Brenda Laurel takes a turn at the rules of operation for Interactive Fiction.
In my view, Nick Montfort's most important observation is that computer games are a new kind of animal that comes in lots of different sizes, colors, and subspecies. His observation that a computer game "is a potential narrative that may contain game elements" points to a reader-response-oriented view, that the narrative can be understood to be the player's construction of what happens in an interactive session.
Montfort asks why we use the word "game" as a default noun, when clearly many forms of interactive play are not games. It may be because "game" approximates the idea of "play," which, when used as a verb, often takes "game" as its object. But the central pleasure of play, as for the audience member of a theatrical event or for the reader of fiction, depends upon the absence of serious consequences in real life. We can feel for Hamlet but we will not die with him.
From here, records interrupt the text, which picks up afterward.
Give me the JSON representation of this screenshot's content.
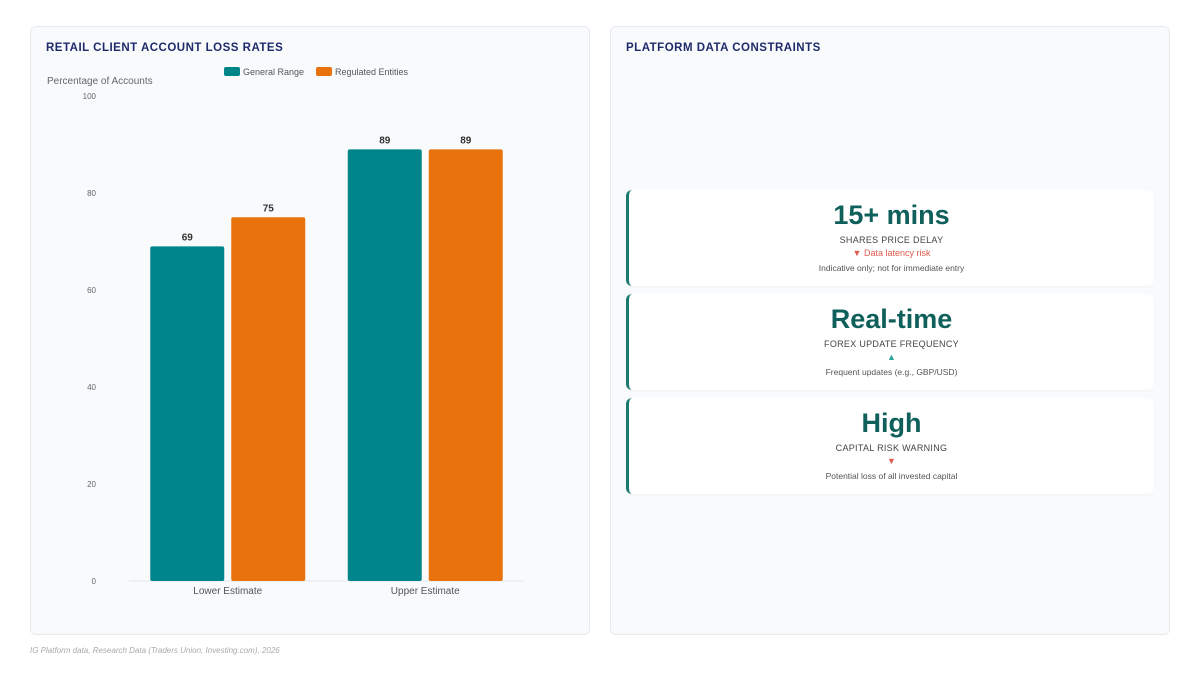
{
  "left_panel": {
    "title": "RETAIL CLIENT ACCOUNT LOSS RATES"
  },
  "right_panel": {
    "title": "PLATFORM DATA CONSTRAINTS",
    "cards": [
      {
        "value": "15+ mins",
        "label": "SHARES PRICE DELAY",
        "trend_direction": "down",
        "trend_arrow": "▼",
        "trend_text": "Data latency risk",
        "note": "Indicative only; not for immediate entry"
      },
      {
        "value": "Real-time",
        "label": "FOREX UPDATE FREQUENCY",
        "trend_direction": "up",
        "trend_arrow": "▲",
        "trend_text": "",
        "note": "Frequent updates (e.g., GBP/USD)"
      },
      {
        "value": "High",
        "label": "CAPITAL RISK WARNING",
        "trend_direction": "down",
        "trend_arrow": "▼",
        "trend_text": "",
        "note": "Potential loss of all invested capital"
      }
    ]
  },
  "source": "IG Platform data, Research Data (Traders Union, Investing.com), 2026",
  "chart_data": {
    "type": "bar",
    "title": "RETAIL CLIENT ACCOUNT LOSS RATES",
    "ylabel": "Percentage of Accounts",
    "xlabel": "",
    "categories": [
      "Lower Estimate",
      "Upper Estimate"
    ],
    "series": [
      {
        "name": "General Range",
        "color": "#00858a",
        "values": [
          69,
          89
        ]
      },
      {
        "name": "Regulated Entities",
        "color": "#e8720c",
        "values": [
          75,
          89
        ]
      }
    ],
    "ylim": [
      0,
      100
    ],
    "yticks": [
      0,
      20,
      40,
      60,
      80,
      100
    ],
    "legend_position": "top",
    "grid": false
  }
}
What experts call "play patterns" in children's play are instructive in figuring out the structure of play with computers. "Games" are forms of rule-based play. Playing with pattern and rhythm (as with clapping and jumping games) may illuminate the underlying play pattern of games such as Tetris or Breakout. Equally attractive to kids is exploratory or "free" play, where the underlying play pattern often involves improvisational story making. Narrative construction as a play pattern provides an excellent starting place for understanding the pleasure that is particular to IF.